O objecto dos recursos é delimitado pelas conclusões das respectivas alegações, nos termos dos artigos 660º, nº 2, 664º, 684º, nºs 3 e 4 e 690º, nº 1, todos do C.P.C., ex vi art. 749º, quanto ao agravo.


Assim, as questões suscitadas pelos recorrentes podem sintetizar-se nos seguintes termos:


- Apurar da verificação da excepção da ilegitimidade da 2ª R., para a presente acção;


- Apurar se a presente acção corre ou não por apenso ao processo de insolvência, e, consequentemente determinar se o tribunal competente para a julgar, são os Juízos Cíveis ou as Varas Mistas.


II- FUNDAMENTAÇÃO.


Fundamentação de facto.


- Por despacho constante de fls. 42 a 46, dos autos, foi declarada nula, por omissão do dever de informar o credor com garantia real do valor base da fixado para a venda da fracção autónoma, designada por letra A do prédio urbano sito na Rua Silvério Pereira da Silva – lote nº 2, em Vera Crus, Aveiro, descrita na C.R.P. sob o artigo nº 587 – A e inscrita no art. 3358 – A da matriz predial respectiva, a que o administrador da insolvência procedeu. – Cfr. despacho de fls. 42 a 46.

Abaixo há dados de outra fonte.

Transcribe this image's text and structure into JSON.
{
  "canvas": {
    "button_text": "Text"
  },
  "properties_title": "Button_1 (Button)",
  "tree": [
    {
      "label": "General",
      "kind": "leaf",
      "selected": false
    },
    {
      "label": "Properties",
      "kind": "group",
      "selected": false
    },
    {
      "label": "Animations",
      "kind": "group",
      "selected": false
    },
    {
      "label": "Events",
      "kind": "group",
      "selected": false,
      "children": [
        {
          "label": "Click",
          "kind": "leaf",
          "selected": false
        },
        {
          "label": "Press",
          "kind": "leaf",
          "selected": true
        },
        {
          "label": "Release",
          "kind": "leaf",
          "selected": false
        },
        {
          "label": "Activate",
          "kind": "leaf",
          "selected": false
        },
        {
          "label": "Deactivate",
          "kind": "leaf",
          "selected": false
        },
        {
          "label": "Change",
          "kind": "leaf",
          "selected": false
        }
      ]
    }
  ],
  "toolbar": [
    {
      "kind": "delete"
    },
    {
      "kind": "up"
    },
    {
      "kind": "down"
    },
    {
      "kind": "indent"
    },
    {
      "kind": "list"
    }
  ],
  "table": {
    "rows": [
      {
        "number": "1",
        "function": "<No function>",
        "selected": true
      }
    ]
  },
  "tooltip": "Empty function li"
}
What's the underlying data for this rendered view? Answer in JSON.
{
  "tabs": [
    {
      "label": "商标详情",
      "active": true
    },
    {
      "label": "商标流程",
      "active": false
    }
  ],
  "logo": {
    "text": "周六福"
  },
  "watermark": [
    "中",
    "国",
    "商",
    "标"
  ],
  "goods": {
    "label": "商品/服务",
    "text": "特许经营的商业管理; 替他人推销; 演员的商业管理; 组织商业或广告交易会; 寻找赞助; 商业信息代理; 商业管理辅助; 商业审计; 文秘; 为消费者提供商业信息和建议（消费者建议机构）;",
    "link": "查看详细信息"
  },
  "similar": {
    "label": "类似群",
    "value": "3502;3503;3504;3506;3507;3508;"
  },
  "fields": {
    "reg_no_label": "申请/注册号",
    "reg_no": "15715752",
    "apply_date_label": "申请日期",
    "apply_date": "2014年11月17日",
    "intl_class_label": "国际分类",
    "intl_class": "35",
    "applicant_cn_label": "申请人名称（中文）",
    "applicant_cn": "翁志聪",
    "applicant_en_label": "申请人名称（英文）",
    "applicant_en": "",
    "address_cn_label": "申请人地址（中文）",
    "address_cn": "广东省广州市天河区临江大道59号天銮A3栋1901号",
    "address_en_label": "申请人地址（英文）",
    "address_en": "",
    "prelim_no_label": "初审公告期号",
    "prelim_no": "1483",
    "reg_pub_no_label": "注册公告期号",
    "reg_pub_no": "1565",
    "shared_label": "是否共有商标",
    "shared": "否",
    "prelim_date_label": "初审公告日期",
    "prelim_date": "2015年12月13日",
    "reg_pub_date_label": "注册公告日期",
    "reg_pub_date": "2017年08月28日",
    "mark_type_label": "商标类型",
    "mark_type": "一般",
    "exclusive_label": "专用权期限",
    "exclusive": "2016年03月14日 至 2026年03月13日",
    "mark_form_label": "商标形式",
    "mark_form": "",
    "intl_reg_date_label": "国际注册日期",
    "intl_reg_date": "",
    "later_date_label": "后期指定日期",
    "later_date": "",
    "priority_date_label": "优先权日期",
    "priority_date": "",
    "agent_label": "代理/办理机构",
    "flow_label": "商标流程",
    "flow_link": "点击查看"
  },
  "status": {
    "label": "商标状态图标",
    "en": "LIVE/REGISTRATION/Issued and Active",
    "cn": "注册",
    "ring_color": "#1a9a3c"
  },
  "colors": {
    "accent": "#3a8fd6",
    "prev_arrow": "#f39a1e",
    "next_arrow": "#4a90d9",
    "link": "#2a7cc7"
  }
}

- A decisão recorrida, proferida nos autos a fls. 80 a 88 considerou verificada a excepção dilatória da ilegitimidade da R., Massa Insolvente de T… , S.A., por virtude de, com os fundamentos aí aduzidos e para os quais se remete, ter considerado que a responsabilidade pelos alegados danos sofridos pelos AA. não recai sobre ela. – Cfr. decisão de fls. 80 a 88.


- Nessa mesma decisão considerou-se que a presente acção não deve correr por apenso ao processo de insolvência, pois que, no entendimento aí perfilhado, para cujos fundamentos igualmente se remete, tal acção não se insere na previsão contida no artigo 89, nº 2, do CIRE, sendo, por isso, da competência das Varas Mistas e dos Juízos Cíveis – Cfr. decisão de fls. 80 a 88.


Fundamentação de direito.


Como é consabido, o objecto do recurso é delimitado pelas conclusões das alegações do recorrente, tal como, aliás, decorre do disposto nos artigos 684º-nº3 e 690º-nº 1 e 2, do CPC, não podendo, por isso, o tribunal conhecer de quaisquer outras questões, “salvo se a lei lhe permitir ou impuser o conhecimento oficioso de outras “ (artº 660º-nº2 do CPC).


Assim sendo, cumprirá em primeiro lugar conhecer da primeira das questões suscitadas pelo Recorrente, que, nos termos alegados, consiste na questão de saber se a R., Massa Insolvente de T… , S.A., possui ou não legitimidade passiva, em face dos termos da causa, para ser demandada na presente acção.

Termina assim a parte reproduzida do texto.